* Air Resistance: The primary reason objects don't fall at the same velocity is air resistance. Air resistance, also known as drag, is a force that opposes the motion of an object through the air. The amount of air resistance depends on:
* Shape: A wider or less streamlined object will experience more air resistance.
* Size: A larger object will experience more air resistance.
* Speed: As an object falls faster, air resistance increases.
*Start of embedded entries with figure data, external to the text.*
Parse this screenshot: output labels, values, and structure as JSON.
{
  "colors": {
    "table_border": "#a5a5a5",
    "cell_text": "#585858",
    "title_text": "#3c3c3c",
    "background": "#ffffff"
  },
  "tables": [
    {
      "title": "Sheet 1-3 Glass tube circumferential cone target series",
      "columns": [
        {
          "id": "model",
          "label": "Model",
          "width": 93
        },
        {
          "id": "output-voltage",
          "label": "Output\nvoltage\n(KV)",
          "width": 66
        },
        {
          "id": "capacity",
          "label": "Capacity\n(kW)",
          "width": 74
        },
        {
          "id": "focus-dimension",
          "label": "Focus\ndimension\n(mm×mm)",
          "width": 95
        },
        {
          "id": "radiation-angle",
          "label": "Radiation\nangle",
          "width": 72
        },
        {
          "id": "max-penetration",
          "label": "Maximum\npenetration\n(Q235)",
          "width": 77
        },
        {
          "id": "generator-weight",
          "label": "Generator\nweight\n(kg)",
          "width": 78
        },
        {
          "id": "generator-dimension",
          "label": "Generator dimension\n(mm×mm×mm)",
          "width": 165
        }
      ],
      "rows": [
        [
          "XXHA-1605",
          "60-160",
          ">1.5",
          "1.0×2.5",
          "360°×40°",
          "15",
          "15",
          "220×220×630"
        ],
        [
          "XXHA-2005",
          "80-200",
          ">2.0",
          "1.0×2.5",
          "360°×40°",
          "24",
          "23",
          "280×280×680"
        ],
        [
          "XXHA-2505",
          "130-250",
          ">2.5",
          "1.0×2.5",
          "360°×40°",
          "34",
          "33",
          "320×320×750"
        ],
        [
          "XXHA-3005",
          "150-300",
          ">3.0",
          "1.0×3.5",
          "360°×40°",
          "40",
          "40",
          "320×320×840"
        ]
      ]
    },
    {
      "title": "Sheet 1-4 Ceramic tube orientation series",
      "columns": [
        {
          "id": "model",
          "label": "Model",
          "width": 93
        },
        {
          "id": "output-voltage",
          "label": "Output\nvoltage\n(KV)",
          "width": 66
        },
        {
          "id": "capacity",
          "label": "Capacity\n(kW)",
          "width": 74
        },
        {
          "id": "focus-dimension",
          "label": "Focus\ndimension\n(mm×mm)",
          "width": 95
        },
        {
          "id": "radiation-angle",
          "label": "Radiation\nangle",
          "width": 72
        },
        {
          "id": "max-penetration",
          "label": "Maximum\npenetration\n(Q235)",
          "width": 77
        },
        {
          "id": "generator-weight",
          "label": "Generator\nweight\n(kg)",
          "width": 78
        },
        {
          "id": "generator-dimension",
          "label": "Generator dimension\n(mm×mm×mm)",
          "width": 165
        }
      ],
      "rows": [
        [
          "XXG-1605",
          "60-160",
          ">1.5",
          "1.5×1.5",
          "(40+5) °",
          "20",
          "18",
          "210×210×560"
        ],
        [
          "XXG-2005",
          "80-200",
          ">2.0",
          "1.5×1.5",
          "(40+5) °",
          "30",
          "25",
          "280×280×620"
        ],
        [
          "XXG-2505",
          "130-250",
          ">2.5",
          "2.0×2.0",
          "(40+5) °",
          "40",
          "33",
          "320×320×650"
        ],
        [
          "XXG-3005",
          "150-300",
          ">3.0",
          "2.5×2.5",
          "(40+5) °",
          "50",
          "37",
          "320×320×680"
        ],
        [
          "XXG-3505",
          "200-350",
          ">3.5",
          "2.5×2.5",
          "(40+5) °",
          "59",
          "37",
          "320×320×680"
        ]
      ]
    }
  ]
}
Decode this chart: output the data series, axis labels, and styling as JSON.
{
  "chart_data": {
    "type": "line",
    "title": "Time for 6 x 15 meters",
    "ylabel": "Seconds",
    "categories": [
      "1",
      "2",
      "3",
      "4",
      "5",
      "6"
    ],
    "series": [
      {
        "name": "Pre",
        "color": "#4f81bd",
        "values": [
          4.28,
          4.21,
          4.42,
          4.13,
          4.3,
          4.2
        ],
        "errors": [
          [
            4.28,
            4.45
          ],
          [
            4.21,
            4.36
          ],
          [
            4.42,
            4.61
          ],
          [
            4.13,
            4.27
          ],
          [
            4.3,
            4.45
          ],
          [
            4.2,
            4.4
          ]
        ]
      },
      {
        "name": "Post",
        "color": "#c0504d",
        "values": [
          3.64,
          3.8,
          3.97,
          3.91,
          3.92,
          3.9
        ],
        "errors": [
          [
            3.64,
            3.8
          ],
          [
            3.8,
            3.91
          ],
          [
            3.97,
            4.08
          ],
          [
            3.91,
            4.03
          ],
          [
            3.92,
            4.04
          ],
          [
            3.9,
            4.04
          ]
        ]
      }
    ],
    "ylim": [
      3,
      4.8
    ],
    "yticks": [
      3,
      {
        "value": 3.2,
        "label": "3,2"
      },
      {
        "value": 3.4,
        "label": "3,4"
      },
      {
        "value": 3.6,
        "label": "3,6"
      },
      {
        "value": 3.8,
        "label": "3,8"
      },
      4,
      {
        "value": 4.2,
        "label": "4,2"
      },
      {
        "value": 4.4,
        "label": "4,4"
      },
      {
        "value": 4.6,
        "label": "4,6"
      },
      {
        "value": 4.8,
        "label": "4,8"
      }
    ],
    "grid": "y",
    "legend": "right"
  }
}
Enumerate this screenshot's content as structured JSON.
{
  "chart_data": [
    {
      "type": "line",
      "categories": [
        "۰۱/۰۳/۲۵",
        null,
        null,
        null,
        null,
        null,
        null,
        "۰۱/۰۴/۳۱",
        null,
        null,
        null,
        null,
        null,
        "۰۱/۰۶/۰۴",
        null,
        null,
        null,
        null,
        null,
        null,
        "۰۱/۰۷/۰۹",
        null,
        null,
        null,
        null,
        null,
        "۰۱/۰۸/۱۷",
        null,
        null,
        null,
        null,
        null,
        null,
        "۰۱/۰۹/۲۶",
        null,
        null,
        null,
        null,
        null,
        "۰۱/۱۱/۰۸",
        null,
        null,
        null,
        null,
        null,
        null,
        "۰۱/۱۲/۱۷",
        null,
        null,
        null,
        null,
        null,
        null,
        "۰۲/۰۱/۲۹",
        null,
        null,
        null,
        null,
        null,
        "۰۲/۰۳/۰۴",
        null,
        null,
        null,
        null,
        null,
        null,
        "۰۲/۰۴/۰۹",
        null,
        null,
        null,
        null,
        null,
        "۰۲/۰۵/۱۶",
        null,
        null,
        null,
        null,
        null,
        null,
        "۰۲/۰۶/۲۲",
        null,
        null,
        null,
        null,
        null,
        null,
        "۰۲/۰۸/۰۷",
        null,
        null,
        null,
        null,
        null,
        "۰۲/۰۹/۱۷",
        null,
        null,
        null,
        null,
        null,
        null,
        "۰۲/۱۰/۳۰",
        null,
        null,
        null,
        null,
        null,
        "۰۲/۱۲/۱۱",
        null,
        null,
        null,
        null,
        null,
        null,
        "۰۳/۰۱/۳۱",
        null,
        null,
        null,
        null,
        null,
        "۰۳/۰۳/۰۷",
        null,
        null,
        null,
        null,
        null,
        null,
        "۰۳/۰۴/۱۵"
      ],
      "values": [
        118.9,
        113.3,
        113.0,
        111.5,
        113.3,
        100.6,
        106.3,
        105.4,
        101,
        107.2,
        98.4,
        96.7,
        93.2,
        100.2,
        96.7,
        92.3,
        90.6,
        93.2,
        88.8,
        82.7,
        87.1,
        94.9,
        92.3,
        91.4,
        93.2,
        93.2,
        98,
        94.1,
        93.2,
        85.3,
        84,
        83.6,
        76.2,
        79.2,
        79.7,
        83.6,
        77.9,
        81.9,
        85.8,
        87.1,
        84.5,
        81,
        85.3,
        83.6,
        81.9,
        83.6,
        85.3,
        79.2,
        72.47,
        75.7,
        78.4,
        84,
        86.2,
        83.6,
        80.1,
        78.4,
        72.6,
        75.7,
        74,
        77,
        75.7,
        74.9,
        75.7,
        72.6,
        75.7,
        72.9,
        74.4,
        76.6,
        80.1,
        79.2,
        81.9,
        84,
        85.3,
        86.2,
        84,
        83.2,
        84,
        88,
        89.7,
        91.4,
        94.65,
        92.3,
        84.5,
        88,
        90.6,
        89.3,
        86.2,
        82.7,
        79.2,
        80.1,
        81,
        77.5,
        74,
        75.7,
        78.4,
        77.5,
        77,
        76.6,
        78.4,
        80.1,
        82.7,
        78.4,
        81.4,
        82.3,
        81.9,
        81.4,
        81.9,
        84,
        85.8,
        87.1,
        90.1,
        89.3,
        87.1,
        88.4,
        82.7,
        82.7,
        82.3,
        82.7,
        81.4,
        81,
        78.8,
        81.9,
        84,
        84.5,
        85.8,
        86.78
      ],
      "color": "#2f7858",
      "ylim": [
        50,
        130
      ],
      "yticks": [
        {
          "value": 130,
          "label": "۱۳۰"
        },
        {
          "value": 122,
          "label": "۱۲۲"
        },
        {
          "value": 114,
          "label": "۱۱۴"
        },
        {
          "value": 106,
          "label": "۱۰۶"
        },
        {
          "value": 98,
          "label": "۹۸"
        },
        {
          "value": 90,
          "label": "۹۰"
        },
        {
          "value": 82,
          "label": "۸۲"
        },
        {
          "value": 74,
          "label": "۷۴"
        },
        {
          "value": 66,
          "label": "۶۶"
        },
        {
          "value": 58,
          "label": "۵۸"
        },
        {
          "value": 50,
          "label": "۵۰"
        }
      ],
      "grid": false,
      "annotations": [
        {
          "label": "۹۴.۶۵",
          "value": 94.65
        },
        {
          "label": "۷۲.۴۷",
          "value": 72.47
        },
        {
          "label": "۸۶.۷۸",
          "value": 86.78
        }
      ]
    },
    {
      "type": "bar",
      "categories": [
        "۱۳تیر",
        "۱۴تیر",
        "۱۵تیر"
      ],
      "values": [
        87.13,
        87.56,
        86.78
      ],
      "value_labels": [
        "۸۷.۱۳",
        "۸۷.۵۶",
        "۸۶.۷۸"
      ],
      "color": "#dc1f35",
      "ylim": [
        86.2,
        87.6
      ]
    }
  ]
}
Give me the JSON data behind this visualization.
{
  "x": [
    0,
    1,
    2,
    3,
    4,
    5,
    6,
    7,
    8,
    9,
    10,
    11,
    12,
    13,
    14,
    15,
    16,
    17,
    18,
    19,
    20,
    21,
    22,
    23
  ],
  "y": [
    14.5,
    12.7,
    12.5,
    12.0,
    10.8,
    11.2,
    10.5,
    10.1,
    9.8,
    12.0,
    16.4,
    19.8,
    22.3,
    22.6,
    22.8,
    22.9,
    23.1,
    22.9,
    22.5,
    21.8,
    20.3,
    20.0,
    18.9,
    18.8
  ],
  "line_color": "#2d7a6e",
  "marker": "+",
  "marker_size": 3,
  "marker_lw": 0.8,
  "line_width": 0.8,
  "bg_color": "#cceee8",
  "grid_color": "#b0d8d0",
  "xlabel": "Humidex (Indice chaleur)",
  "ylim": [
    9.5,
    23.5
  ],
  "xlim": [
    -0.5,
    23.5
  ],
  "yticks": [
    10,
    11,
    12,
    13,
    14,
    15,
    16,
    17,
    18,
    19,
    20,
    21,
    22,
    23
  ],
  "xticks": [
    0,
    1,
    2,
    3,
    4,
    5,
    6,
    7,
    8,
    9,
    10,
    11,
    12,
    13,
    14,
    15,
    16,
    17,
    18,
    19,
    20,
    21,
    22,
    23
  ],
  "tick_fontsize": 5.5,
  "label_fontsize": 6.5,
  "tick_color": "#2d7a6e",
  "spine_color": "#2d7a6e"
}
* Terminal Velocity: As an object falls, its speed increases due to gravity. However, air resistance also increases. Eventually, the force of air resistance equals the force of gravity, and the object stops accelerating. This is called terminal velocity. Objects with more air resistance will reach a lower terminal velocity than objects with less air resistance.
The classic example:
Imagine a feather and a bowling ball. Both experience the same acceleration due to gravity. However, the feather has a much larger surface area and a lighter weight, making it much more susceptible to air resistance. The feather will reach its terminal velocity much quicker than the bowling ball, meaning it will fall much slower.
In a vacuum:
If you were to perform this experiment in a vacuum, where there is no air resistance, you would see that the feather and bowling ball would fall at the same rate, reaching the ground simultaneously. This is because in the absence of air resistance, the only force acting on them is gravity, and they both experience the same acceleration.
In conclusion:
While acceleration due to gravity is constant, objects don't fall at the same velocity because of air resistance. The amount of air resistance depends on the object's shape, size, and speed, which ultimately determines its terminal velocity.